Graeme’s companions were from a variety of countries. Many of the same people pop up on different trips. Mishaps when cycling have been rare.
At the end of a trip everyone submits their photographs. Ralph selects images for a book of highlights. He designs it himself on his PC then has hardback copies printed. Graeme calculates he has pedaled in excess of 10,000 km on Ralph Freeman’s trips.
I don’t ride with clip pedals. I wear sandals and get a lot of flak. But I don’t have smelly feet. They get plenty of ventilation.” At 76 he says he would like to keep bicycle travel up a bit longer. “I’ve put my name down for a 40-day trip next year from Prague to Istanbul.”
Some training is essential. General fitness will see him through. It is his backside that needs toughening up. “I have no wish to be surgically separated from my bicycle saddle,” he laughs.

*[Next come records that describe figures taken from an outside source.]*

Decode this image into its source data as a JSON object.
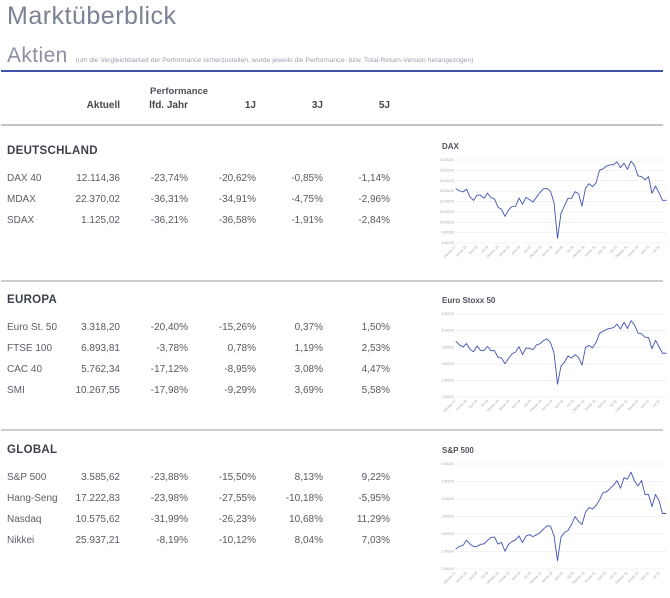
{
  "page": {
    "title": "Marktüberblick",
    "section_title": "Aktien",
    "section_note": "(um die Vergleichbarkeit der Performance sicherzustellen, wurde jeweils die Performance- bzw. Total-Return-Version herangezogen)",
    "accent_color": "#4254a8"
  },
  "colors": {
    "chart_line": "#4353b2",
    "gridline": "#e7e7e7",
    "tick_text": "#a3a3a3",
    "separator": "#cdcdcf"
  },
  "table": {
    "group_header": "Performance",
    "columns": [
      "Aktuell",
      "lfd. Jahr",
      "1J",
      "3J",
      "5J"
    ],
    "sections": [
      {
        "name": "DEUTSCHLAND",
        "rows": [
          {
            "label": "DAX 40",
            "cells": [
              "12.114,36",
              "-23,74%",
              "-20,62%",
              "-0,85%",
              "-1,14%"
            ]
          },
          {
            "label": "MDAX",
            "cells": [
              "22.370,02",
              "-36,31%",
              "-34,91%",
              "-4,75%",
              "-2,96%"
            ]
          },
          {
            "label": "SDAX",
            "cells": [
              "1.125,02",
              "-36,21%",
              "-36,58%",
              "-1,91%",
              "-2,84%"
            ]
          }
        ]
      },
      {
        "name": "EUROPA",
        "rows": [
          {
            "label": "Euro St. 50",
            "cells": [
              "3.318,20",
              "-20,40%",
              "-15,26%",
              "0,37%",
              "1,50%"
            ]
          },
          {
            "label": "FTSE 100",
            "cells": [
              "6.893,81",
              "-3,78%",
              "0,78%",
              "1,19%",
              "2,53%"
            ]
          },
          {
            "label": "CAC 40",
            "cells": [
              "5.762,34",
              "-17,12%",
              "-8,95%",
              "3,08%",
              "4,47%"
            ]
          },
          {
            "label": "SMI",
            "cells": [
              "10.267,55",
              "-17,98%",
              "-9,29%",
              "3,69%",
              "5,58%"
            ]
          }
        ]
      },
      {
        "name": "GLOBAL",
        "rows": [
          {
            "label": "S&P 500",
            "cells": [
              "3.585,62",
              "-23,88%",
              "-15,50%",
              "8,13%",
              "9,22%"
            ]
          },
          {
            "label": "Hang-Seng",
            "cells": [
              "17.222,83",
              "-23,98%",
              "-27,55%",
              "-10,18%",
              "-5,95%"
            ]
          },
          {
            "label": "Nasdaq",
            "cells": [
              "10.575,62",
              "-31,99%",
              "-26,23%",
              "10,68%",
              "11,29%"
            ]
          },
          {
            "label": "Nikkei",
            "cells": [
              "25.937,21",
              "-8,19%",
              "-10,12%",
              "8,04%",
              "7,03%"
            ]
          }
        ]
      }
    ]
  },
  "chart_data": [
    {
      "type": "line",
      "title": "DAX",
      "xlabel": "",
      "ylabel": "",
      "legend": false,
      "grid": true,
      "ylim": [
        8000,
        16000
      ],
      "y_ticks": [
        16000,
        15000,
        14000,
        13000,
        12000,
        11000,
        10000,
        9000,
        8000
      ],
      "y_tick_labels": [
        "16.000,00",
        "15.000,00",
        "14.000,00",
        "13.000,00",
        "12.000,00",
        "11.000,00",
        "10.000,00",
        "9.000,00",
        "8.000,00"
      ],
      "x_tick_labels": [
        "Oktober 17",
        "Januar 18",
        "April 18",
        "Juli 18",
        "Oktober 18",
        "Januar 19",
        "April 19",
        "Juli 19",
        "Oktober 19",
        "Januar 20",
        "April 20",
        "Juli 20",
        "Oktober 20",
        "Januar 21",
        "April 21",
        "Juli 21",
        "Oktober 21",
        "Januar 22",
        "April 22",
        "Juli 22"
      ],
      "x_range": "Oktober 2017 – Oktober 2022, monatliche Schätzwerte",
      "values": [
        13230,
        13024,
        12918,
        13190,
        12436,
        12097,
        12612,
        12604,
        12306,
        12806,
        12364,
        12247,
        11448,
        11257,
        10559,
        11173,
        11516,
        11526,
        12344,
        11727,
        12399,
        12189,
        11939,
        12428,
        12867,
        13236,
        13249,
        12982,
        11890,
        8442,
        10862,
        11587,
        12311,
        12313,
        12945,
        12761,
        11556,
        13291,
        13719,
        13433,
        13786,
        15008,
        15136,
        15421,
        15531,
        15544,
        15835,
        15261,
        15689,
        15100,
        15885,
        15471,
        14461,
        14415,
        14098,
        14388,
        12784,
        13484,
        12835,
        12114,
        12114
      ]
    },
    {
      "type": "line",
      "title": "Euro Stoxx 50",
      "xlabel": "",
      "ylabel": "",
      "legend": false,
      "grid": true,
      "ylim": [
        2000,
        4500
      ],
      "y_ticks": [
        4500,
        4000,
        3500,
        3000,
        2500,
        2000
      ],
      "y_tick_labels": [
        "4.500,00",
        "4.000,00",
        "3.500,00",
        "3.000,00",
        "2.500,00",
        "2.000,00"
      ],
      "x_tick_labels": [
        "Oktober 17",
        "Januar 18",
        "April 18",
        "Juli 18",
        "Oktober 18",
        "Januar 19",
        "April 19",
        "Juli 19",
        "Oktober 19",
        "Januar 20",
        "April 20",
        "Juli 20",
        "Oktober 20",
        "Januar 21",
        "April 21",
        "Juli 21",
        "Oktober 21",
        "Januar 22",
        "April 22",
        "Juli 22"
      ],
      "x_range": "Oktober 2017 – Oktober 2022, monatliche Schätzwerte",
      "values": [
        3674,
        3570,
        3504,
        3609,
        3439,
        3362,
        3537,
        3407,
        3396,
        3525,
        3393,
        3399,
        3198,
        3173,
        3001,
        3159,
        3298,
        3352,
        3515,
        3280,
        3474,
        3467,
        3427,
        3569,
        3604,
        3704,
        3745,
        3641,
        3329,
        2386,
        2927,
        3050,
        3234,
        3174,
        3273,
        3193,
        2958,
        3493,
        3553,
        3481,
        3636,
        3919,
        3974,
        4039,
        4064,
        4089,
        4196,
        4048,
        4251,
        4063,
        4298,
        4175,
        3924,
        3903,
        3803,
        3789,
        3455,
        3708,
        3517,
        3318,
        3318
      ]
    },
    {
      "type": "line",
      "title": "S&P 500",
      "xlabel": "",
      "ylabel": "",
      "legend": false,
      "grid": true,
      "ylim": [
        2000,
        5000
      ],
      "y_ticks": [
        5000,
        4500,
        4000,
        3500,
        3000,
        2500,
        2000
      ],
      "y_tick_labels": [
        "5.000,00",
        "4.500,00",
        "4.000,00",
        "3.500,00",
        "3.000,00",
        "2.500,00",
        "2.000,00"
      ],
      "x_tick_labels": [
        "Oktober 17",
        "Januar 18",
        "April 18",
        "Juli 18",
        "Oktober 18",
        "Januar 19",
        "April 19",
        "Juli 19",
        "Oktober 19",
        "Januar 20",
        "April 20",
        "Juli 20",
        "Oktober 20",
        "Januar 21",
        "April 21",
        "Juli 21",
        "Oktober 21",
        "Januar 22",
        "April 22",
        "Juli 22"
      ],
      "x_range": "Oktober 2017 – Oktober 2022, monatliche Schätzwerte",
      "values": [
        2575,
        2648,
        2674,
        2824,
        2714,
        2641,
        2648,
        2705,
        2718,
        2816,
        2902,
        2914,
        2712,
        2760,
        2507,
        2704,
        2784,
        2834,
        2946,
        2752,
        2942,
        2980,
        2926,
        2977,
        3038,
        3141,
        3231,
        3226,
        2954,
        2237,
        2912,
        3044,
        3100,
        3271,
        3500,
        3363,
        3270,
        3622,
        3756,
        3714,
        3811,
        3973,
        4181,
        4204,
        4298,
        4395,
        4523,
        4308,
        4605,
        4567,
        4766,
        4516,
        4374,
        4530,
        4132,
        4132,
        3785,
        4130,
        3955,
        3586,
        3586
      ]
    }
  ]
}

E-bike or total pedal power?
Graeme Oakley says he would not be doing his cycling journeys if he did not have an e-bike. But there are pluses and minuses – as he found out in France.
A road bike weights in a 7 or 8 kg. An e-bike is three times that. And it cuts out about 25 km/h. On a flat road with no headwind roadies are doing 30 km/hr or more.

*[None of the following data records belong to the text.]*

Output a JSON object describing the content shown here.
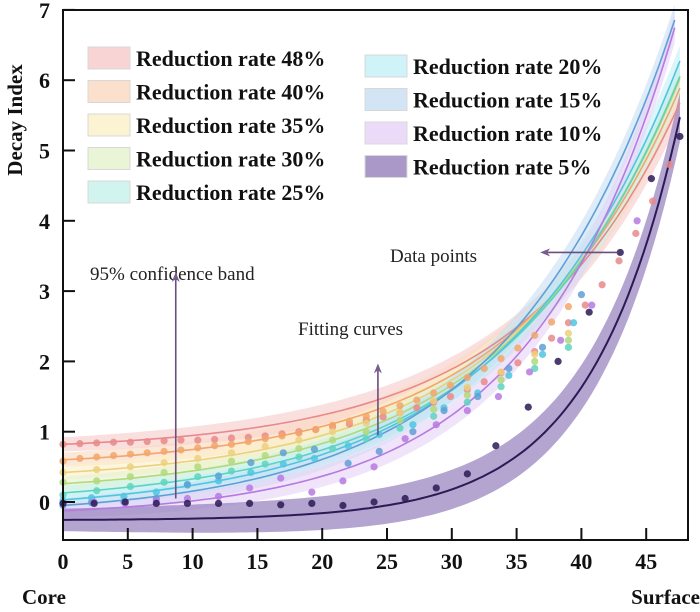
{
  "chart_data": {
    "type": "scatter",
    "title": "",
    "xlabel": "",
    "ylabel": "Decay Index",
    "x_end_labels": {
      "left": "Core",
      "right": "Surface"
    },
    "xlim": [
      0,
      48.3
    ],
    "ylim": [
      -0.55,
      7
    ],
    "xticks": [
      0,
      5,
      10,
      15,
      20,
      25,
      30,
      35,
      40,
      45
    ],
    "yticks": [
      0,
      1,
      2,
      3,
      4,
      5,
      6,
      7
    ],
    "grid": false,
    "legend_position": "top-left (two columns)",
    "annotations": [
      {
        "text": "95% confidence band",
        "arrow": "up",
        "x": 8.7,
        "y_from": 0.05,
        "y_to": 3.2
      },
      {
        "text": "Fitting curves",
        "arrow": "up",
        "x": 24.3,
        "y_from": 0.95,
        "y_to": 1.9
      },
      {
        "text": "Data points",
        "arrow": "left",
        "x_from": 42.8,
        "x_to": 37.2,
        "y": 3.55
      }
    ],
    "series": [
      {
        "name": "Reduction rate 48%",
        "color": "#e88a8a",
        "band": "#f6c9c9",
        "fit": {
          "a": 0.72,
          "b": 0.1,
          "c": 0.082
        },
        "x": [
          0,
          1.3,
          2.6,
          3.9,
          5.2,
          6.5,
          7.8,
          9.1,
          10.4,
          11.7,
          13,
          14.3,
          15.6,
          16.9,
          18.2,
          19.5,
          20.8,
          22.1,
          23.4,
          24.7,
          26,
          27.3,
          28.6,
          29.9,
          31.2,
          32.5,
          33.8,
          35.1,
          36.4,
          37.7,
          39,
          40.3,
          41.6,
          42.9,
          44.2,
          45.5,
          46.8
        ],
        "y": [
          0.82,
          0.83,
          0.84,
          0.85,
          0.85,
          0.86,
          0.87,
          0.88,
          0.88,
          0.89,
          0.91,
          0.92,
          0.94,
          0.97,
          1.0,
          1.03,
          1.07,
          1.11,
          1.16,
          1.21,
          1.27,
          1.34,
          1.42,
          1.5,
          1.6,
          1.71,
          1.84,
          1.98,
          2.14,
          2.33,
          2.55,
          2.8,
          3.09,
          3.43,
          3.82,
          4.28,
          4.8
        ]
      },
      {
        "name": "Reduction rate 40%",
        "color": "#f2a66a",
        "band": "#fad8c0",
        "fit": {
          "a": 0.48,
          "b": 0.12,
          "c": 0.08
        },
        "x": [
          0,
          1.3,
          2.6,
          3.9,
          5.2,
          6.5,
          7.8,
          9.1,
          10.4,
          11.7,
          13,
          14.3,
          15.6,
          16.9,
          18.2,
          19.5,
          20.8,
          22.1,
          23.4,
          24.7,
          26,
          27.3,
          28.6,
          29.9,
          31.2,
          32.5,
          33.8,
          35.1,
          36.4,
          37.7,
          39
        ],
        "y": [
          0.58,
          0.62,
          0.64,
          0.66,
          0.68,
          0.7,
          0.72,
          0.74,
          0.77,
          0.8,
          0.82,
          0.86,
          0.9,
          0.94,
          0.98,
          1.03,
          1.09,
          1.15,
          1.22,
          1.29,
          1.37,
          1.45,
          1.55,
          1.66,
          1.77,
          1.9,
          2.04,
          2.19,
          2.37,
          2.56,
          2.78
        ]
      },
      {
        "name": "Reduction rate 35%",
        "color": "#ecd07c",
        "band": "#fbf0c8",
        "fit": {
          "a": 0.28,
          "b": 0.14,
          "c": 0.078
        },
        "x": [
          0,
          2.6,
          5.2,
          7.8,
          10.4,
          13,
          15.6,
          18.2,
          20.8,
          23.4,
          26,
          28.6,
          31.2,
          33.8,
          36.4,
          39
        ],
        "y": [
          0.42,
          0.46,
          0.5,
          0.56,
          0.62,
          0.7,
          0.79,
          0.88,
          1.0,
          1.12,
          1.27,
          1.44,
          1.63,
          1.85,
          2.1,
          2.4
        ]
      },
      {
        "name": "Reduction rate 30%",
        "color": "#b2d87a",
        "band": "#e4f2cc",
        "fit": {
          "a": 0.1,
          "b": 0.16,
          "c": 0.076
        },
        "x": [
          0,
          2.6,
          5.2,
          7.8,
          10.4,
          13,
          15.6,
          18.2,
          20.8,
          23.4,
          26,
          28.6,
          31.2,
          33.8,
          36.4,
          39
        ],
        "y": [
          0.28,
          0.3,
          0.36,
          0.42,
          0.5,
          0.58,
          0.66,
          0.76,
          0.88,
          1.0,
          1.16,
          1.32,
          1.52,
          1.74,
          2.0,
          2.3
        ]
      },
      {
        "name": "Reduction rate 25%",
        "color": "#5ed3c0",
        "band": "#c6f1ea",
        "fit": {
          "a": -0.05,
          "b": 0.18,
          "c": 0.074
        },
        "x": [
          0,
          2.6,
          5.2,
          7.8,
          10.4,
          13,
          15.6,
          18.2,
          20.8,
          23.4,
          26,
          28.6,
          31.2,
          33.8,
          36.4,
          39
        ],
        "y": [
          0.1,
          0.16,
          0.22,
          0.28,
          0.36,
          0.44,
          0.54,
          0.64,
          0.76,
          0.9,
          1.05,
          1.22,
          1.42,
          1.64,
          1.9,
          2.2
        ]
      },
      {
        "name": "Reduction rate 20%",
        "color": "#4fc6e0",
        "band": "#c4eff8",
        "fit": {
          "a": -0.16,
          "b": 0.19,
          "c": 0.074
        },
        "x": [
          0,
          2.2,
          4.7,
          7.2,
          9.6,
          12,
          14.5,
          17,
          19.4,
          22,
          24.4,
          27,
          29.4,
          32,
          34.4,
          37,
          39.4
        ],
        "y": [
          0.02,
          0.06,
          0.08,
          0.14,
          0.24,
          0.3,
          0.42,
          0.54,
          0.62,
          0.8,
          0.96,
          1.1,
          1.34,
          1.55,
          1.8,
          2.1,
          2.55
        ]
      },
      {
        "name": "Reduction rate 15%",
        "color": "#5f9fd6",
        "band": "#c8ddf3",
        "fit": {
          "a": -0.22,
          "b": 0.17,
          "c": 0.079
        },
        "x": [
          0,
          2.2,
          4.7,
          7.2,
          9.6,
          12,
          14.5,
          17,
          19.4,
          22,
          24.4,
          27,
          29.4,
          32,
          34.4,
          37,
          40
        ],
        "y": [
          -0.05,
          -0.01,
          0.0,
          0.05,
          0.25,
          0.37,
          0.56,
          0.7,
          0.75,
          0.55,
          0.72,
          1.0,
          1.3,
          1.5,
          1.9,
          2.2,
          2.95
        ]
      },
      {
        "name": "Reduction rate 10%",
        "color": "#b67ae0",
        "band": "#e6d2f6",
        "fit": {
          "a": -0.22,
          "b": 0.095,
          "c": 0.091
        },
        "x": [
          0,
          2.4,
          4.8,
          7.2,
          9.6,
          12,
          14.4,
          16.8,
          19.2,
          21.6,
          24,
          26.4,
          28.8,
          31.2,
          33.6,
          36,
          38.4,
          40.8,
          44.3
        ],
        "y": [
          -0.02,
          0.0,
          -0.02,
          0.02,
          0.05,
          0.08,
          0.2,
          0.34,
          0.14,
          0.3,
          0.5,
          0.9,
          1.1,
          1.3,
          1.5,
          1.85,
          2.3,
          2.8,
          4.0
        ]
      },
      {
        "name": "Reduction rate 5%",
        "color": "#2c1a55",
        "band": "#9b86c0",
        "fit": {
          "a": -0.26,
          "b": 0.0055,
          "c": 0.146
        },
        "x": [
          0,
          2.4,
          4.8,
          7.2,
          9.6,
          12,
          14.4,
          16.8,
          19.2,
          21.6,
          24,
          26.4,
          28.8,
          31.2,
          33.4,
          35.9,
          38.2,
          40.6,
          43,
          45.4,
          47.6
        ],
        "y": [
          -0.02,
          -0.02,
          0.0,
          -0.02,
          -0.02,
          -0.02,
          -0.02,
          -0.04,
          -0.02,
          -0.05,
          0.0,
          0.05,
          0.2,
          0.4,
          0.8,
          1.35,
          2.0,
          2.7,
          3.55,
          4.6,
          5.2
        ]
      }
    ]
  }
}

“With no power on a heavier bike you’re hanging out.It’s hard work to keep up. Going downhill is another negative. An e-bike doesn’t have the range of gears. I cannot catch up with the pedals going downhill. On a steep downhill I have the advantage because of my 90 kg body weight and a heavier bike. On a gentler downhill I’ve been out to 45 km/h and still pedaling. That’s my lot. They will be doing 60 km/hr. Uphill is different With the first increment of power I’m about equal to them. With the third or fourth increment I’ve got a big advantage to enable me to be doing what I am doing.”
He carries a spare battery. His quickest use of a battery was on a long (32 km) steep climb.
Over the last three kilometres of Mount Ventoux Graeme was climbing, pedaling hard, at about 22 km/hr. The road bikes were down to 3 or 4 km/hr.
He would expect to get 70 or 80 km from one battery charge.
“I still need to pedal. It is just that much easier. I lost 7 kg in France.”